Joel and Robin Turgesen
“We work with couples as a team by providing individual support to each partner and then bringing them together for couples support. After some time of individual sessions, all four of us will come together for joint sessions. We think of a relationship as a bridge, with the two individuals being the two foundations that each come up out of their own individual life with all of their strengths, weaknesses and influences of how things are done in their world. Then, meeting each other in the middle, the couple can form a structure strong enough to connect and accomplish things together.”
Information for Survivors of Sexual Violence
About Joel and Robin Turgesen
We specialize in trauma resolution, recovery from addictions and offer conflict resolution couples work in our private practice. Joel has been a psychotherapist (MA, LPC) since 1974 and Robin has been a Behavioral Health clinician (RN, BC) also since 1974.
Over these years of working with people, while the presenting problems may vary from depression, anxiety, addictions, or relationship dysfunction, we have come to see that the underlying problem is nearly always earlier unresolved trauma. Quite frequently, in the case of female clients, this means sexual abuse. That said, quite often, although not as prevalently, our male clients also report a history of sexual abuse. Joel specializes in working with men, both partners of survivors and survivors themselves.
Our Interest in Working with Survivors
Given the very high statistics of sexual violence, this is indeed a situation that affects us all. Unresolved trauma blocks a person’s capacity to enjoy life, to engage in healthy relationships, to break free of addictions and to contribute to the evolution of a more sane civilization. We teach our clients the tools that will help heal their past and free them up for an increasingly creative future.

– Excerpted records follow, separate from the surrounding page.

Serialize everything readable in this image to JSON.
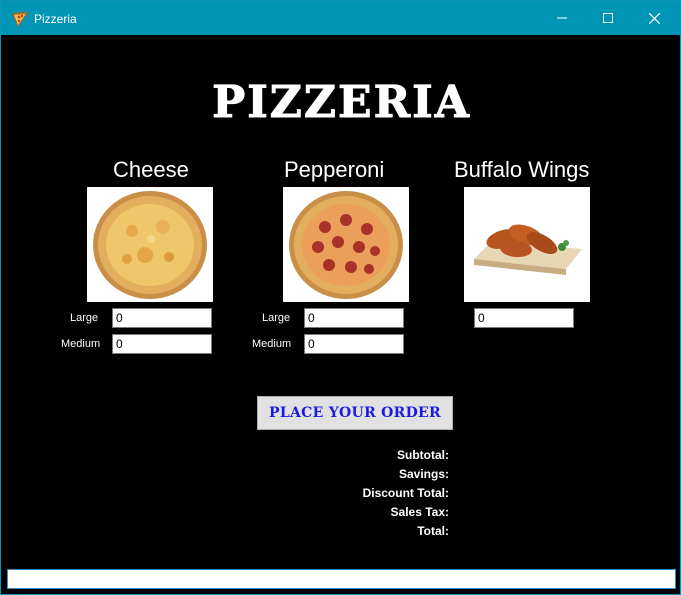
{
  "window": {
    "title": "Pizzeria",
    "icon": "pizza-slice-icon"
  },
  "titlebar_buttons": [
    "minimize-icon",
    "maximize-icon",
    "close-icon"
  ],
  "header": {
    "title": "PIZZERIA"
  },
  "items": [
    {
      "name": "Cheese",
      "image": "cheese-pizza-image",
      "fields": [
        {
          "label": "Large",
          "value": "0"
        },
        {
          "label": "Medium",
          "value": "0"
        }
      ]
    },
    {
      "name": "Pepperoni",
      "image": "pepperoni-pizza-image",
      "fields": [
        {
          "label": "Large",
          "value": "0"
        },
        {
          "label": "Medium",
          "value": "0"
        }
      ]
    },
    {
      "name": "Buffalo Wings",
      "image": "buffalo-wings-image",
      "fields": [
        {
          "label": "",
          "value": "0"
        }
      ]
    }
  ],
  "order_button": {
    "label": "PLACE YOUR ORDER"
  },
  "summary": {
    "subtotal_label": "Subtotal:",
    "savings_label": "Savings:",
    "discount_total_label": "Discount Total:",
    "sales_tax_label": "Sales Tax:",
    "total_label": "Total:"
  },
  "status_input": {
    "value": ""
  },
  "colors": {
    "titlebar": "#0095b6",
    "background": "#000000",
    "order_button_text": "#1a1ae6",
    "pizza_crust": "#d9a45c",
    "pepperoni": "#a8322a"
  }
}
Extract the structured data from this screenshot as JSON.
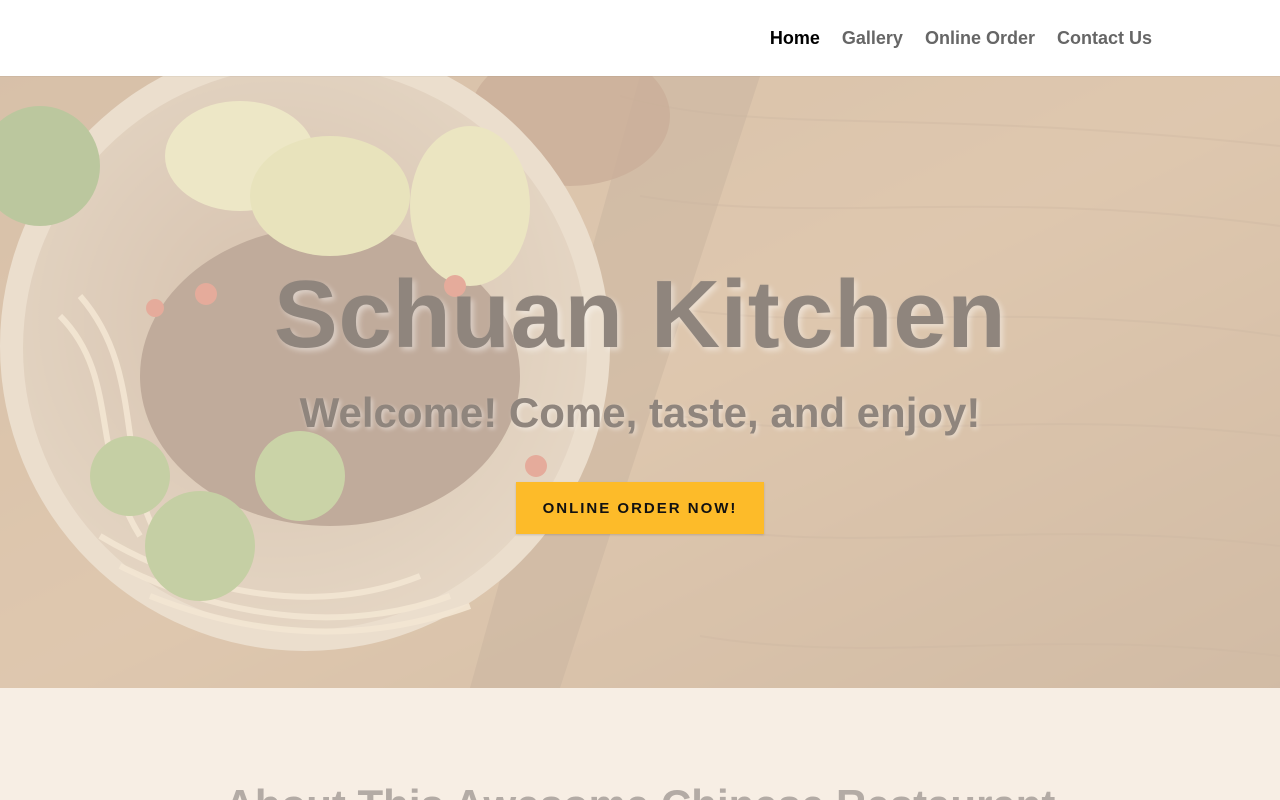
{
  "nav": {
    "items": [
      {
        "label": "Home",
        "active": true
      },
      {
        "label": "Gallery",
        "active": false
      },
      {
        "label": "Online Order",
        "active": false
      },
      {
        "label": "Contact Us",
        "active": false
      }
    ]
  },
  "hero": {
    "title": "Schuan Kitchen",
    "subtitle": "Welcome! Come, taste, and enjoy!",
    "cta_label": "ONLINE ORDER NOW!",
    "cta_color": "#fdbb29"
  },
  "about": {
    "heading": "About This Awesome Chinese Restaurant"
  }
}
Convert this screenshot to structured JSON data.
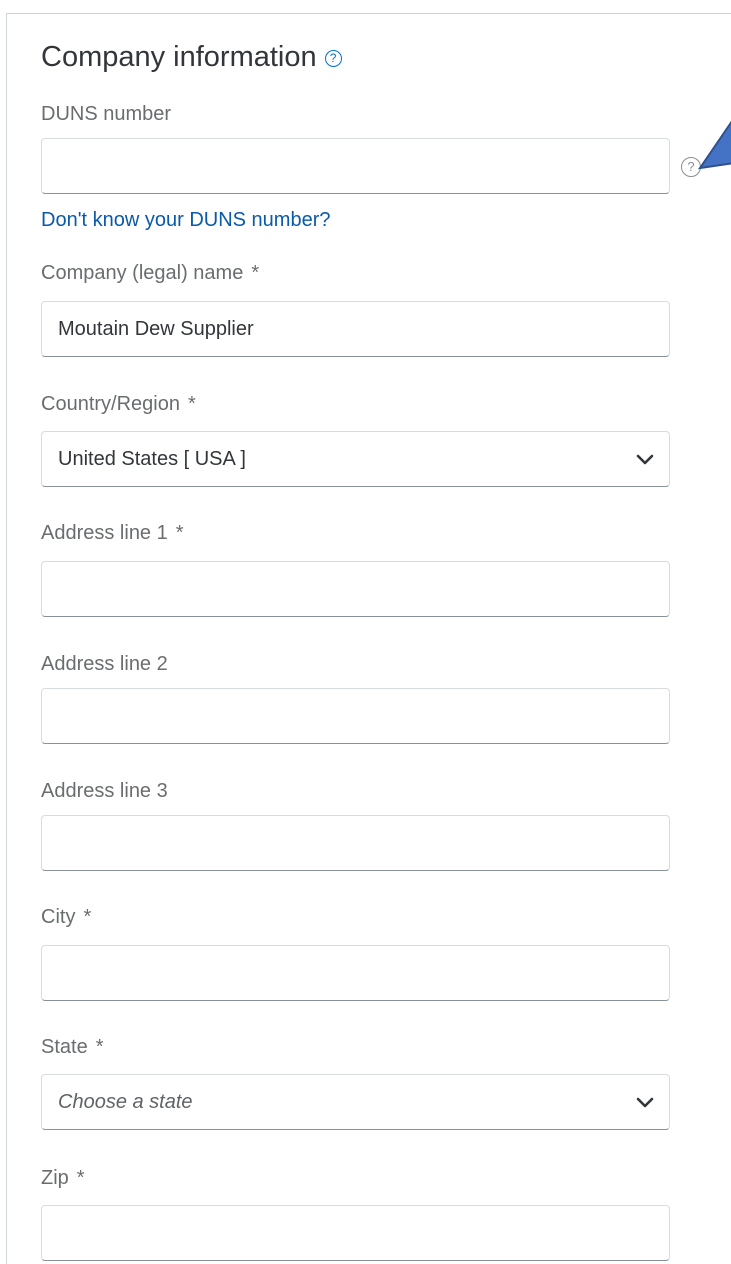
{
  "section": {
    "title": "Company information",
    "help_icon": "question-circle-icon"
  },
  "duns": {
    "label": "DUNS number",
    "value": "",
    "help_icon": "question-circle-icon",
    "link": "Don't know your DUNS number?"
  },
  "company_name": {
    "label": "Company (legal) name",
    "required": "*",
    "value": "Moutain Dew Supplier"
  },
  "country": {
    "label": "Country/Region",
    "required": "*",
    "selected": "United States [ USA ]",
    "icon": "chevron-down-icon"
  },
  "address1": {
    "label": "Address line 1",
    "required": "*",
    "value": ""
  },
  "address2": {
    "label": "Address line 2",
    "value": ""
  },
  "address3": {
    "label": "Address line 3",
    "value": ""
  },
  "city": {
    "label": "City",
    "required": "*",
    "value": ""
  },
  "state": {
    "label": "State",
    "required": "*",
    "placeholder": "Choose a state",
    "icon": "chevron-down-icon"
  },
  "zip": {
    "label": "Zip",
    "required": "*",
    "value": ""
  },
  "colors": {
    "link": "#0a5aab",
    "accent": "#0a6ed1",
    "callout": "#4472c4"
  }
}
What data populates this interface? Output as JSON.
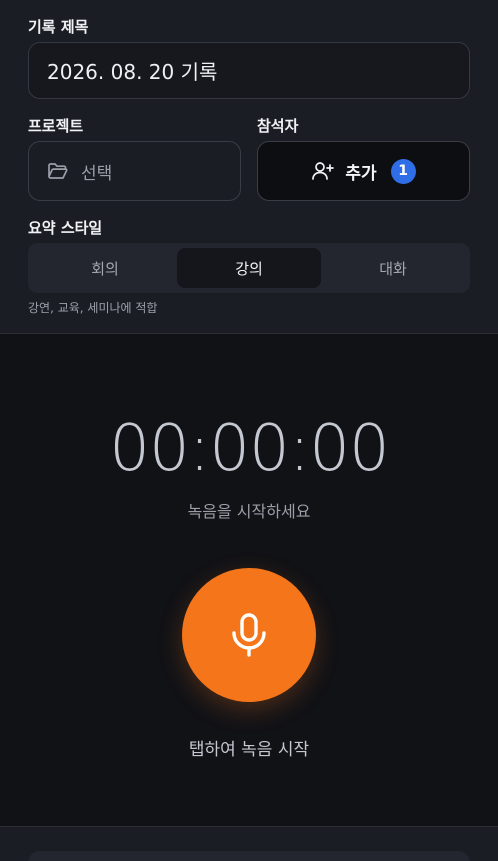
{
  "form": {
    "title_label": "기록 제목",
    "title_value": "2026. 08. 20 기록",
    "project_label": "프로젝트",
    "project_placeholder": "선택",
    "attendees_label": "참석자",
    "attendees_button": "추가",
    "attendees_count": "1",
    "style_label": "요약 스타일",
    "style_options": [
      "회의",
      "강의",
      "대화"
    ],
    "style_selected": "강의",
    "style_hint": "강연, 교육, 세미나에 적합"
  },
  "recorder": {
    "timer": "00:00:00",
    "status": "녹음을 시작하세요",
    "tap_label": "탭하여 녹음 시작"
  },
  "colors": {
    "accent": "#f5751a",
    "badge": "#2f6ee6"
  },
  "icons": {
    "project": "folder-icon",
    "attendees": "add-user-icon",
    "record": "microphone-icon"
  }
}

We work with couples as a team by providing individual support to each partner and then bringing them together for couples support. After some time of individual sessions, all four of us will come together for joint sessions. We think of a relationship as a bridge, with the two individuals being the two foundations that each come up out of their own individual life with all of their strengths, weaknesses and influences of how things are done in their world. Then, meeting each other in the middle, the couple can form a structure strong enough to connect and accomplish things together.
When things break down in the middle, great stress is put on the foundation. The core strengths of the two individuals are put to the test and weaknesses are exposed that can reveal where things need to be shored up. The core negative fear-based beliefs are often the products of trauma. These deep wounds need to be addressed and healed and then the individuals can deal with and transform the problems in the relationship together. Ultimately, the inability to connect at the middle can then be resolved through the practice of the relationship.
We have found that EMDR and CBT are effective therapeutic tools for accomplishing this healing work. We encourage people to access other support, to practice yoga, meditate, exercise, work with a 12 step program, read inspirational books, monitor their nutritional needs, and other ways of practicing self care, so that they are engaged daily in their transformational work in a well rounded variety of ways that address their physical, emotional, mental and spiritual wellness.
Before coming in for counseling, most couples have struggled for many frustrating and confusing years with the blocks to intimacy that sexual abuse has caused. Most often, the partner who has been abused feels triggered by sexual advances, which the other partner may take personally as rejection. Feeling rejected, this partner’s frustration tragically, quite often results in more woundedness – as does the survivor’s defensive reaction back against them.
A very large part of Joel’s work with men, or the partner who has not experienced abuse, is educating them about the realities of their survivor partner’s healing process and helping them process their frustration with the complexities that arise into patience, understanding and compassion.
How Counseling Can Holistically Address the Impacts of Sexual Violence
Survival mechanisms such as dissociation can be turned into assets. They originate as a means of self-protection. That experience of protection and safety can be leveraged and developed to create a safe place of reprieve and restoration. In fact, whatever one’s reaction to trauma – addiction, fixation, or attachment disorders, these can be seen as symbolic of the real experience one is seeking. It is more important to focus on what the client is seeking (protection, safety, peace of mind, etc.) than the means they’ve been using (alcohol, sex, food, lovers, dissociation) which at first gave them a semblance of the desired state but now have become too dysfunctional or even destructive.
Ultimately, it is most important to focus on the fact that the individuals or couple are seeking, that they have a desire to feel better. So, we move from what we have been looking to into the feeling state they are looking for – and then to the very experience of desire itself, for that is where the answer lies. Contemplation is the empowering action.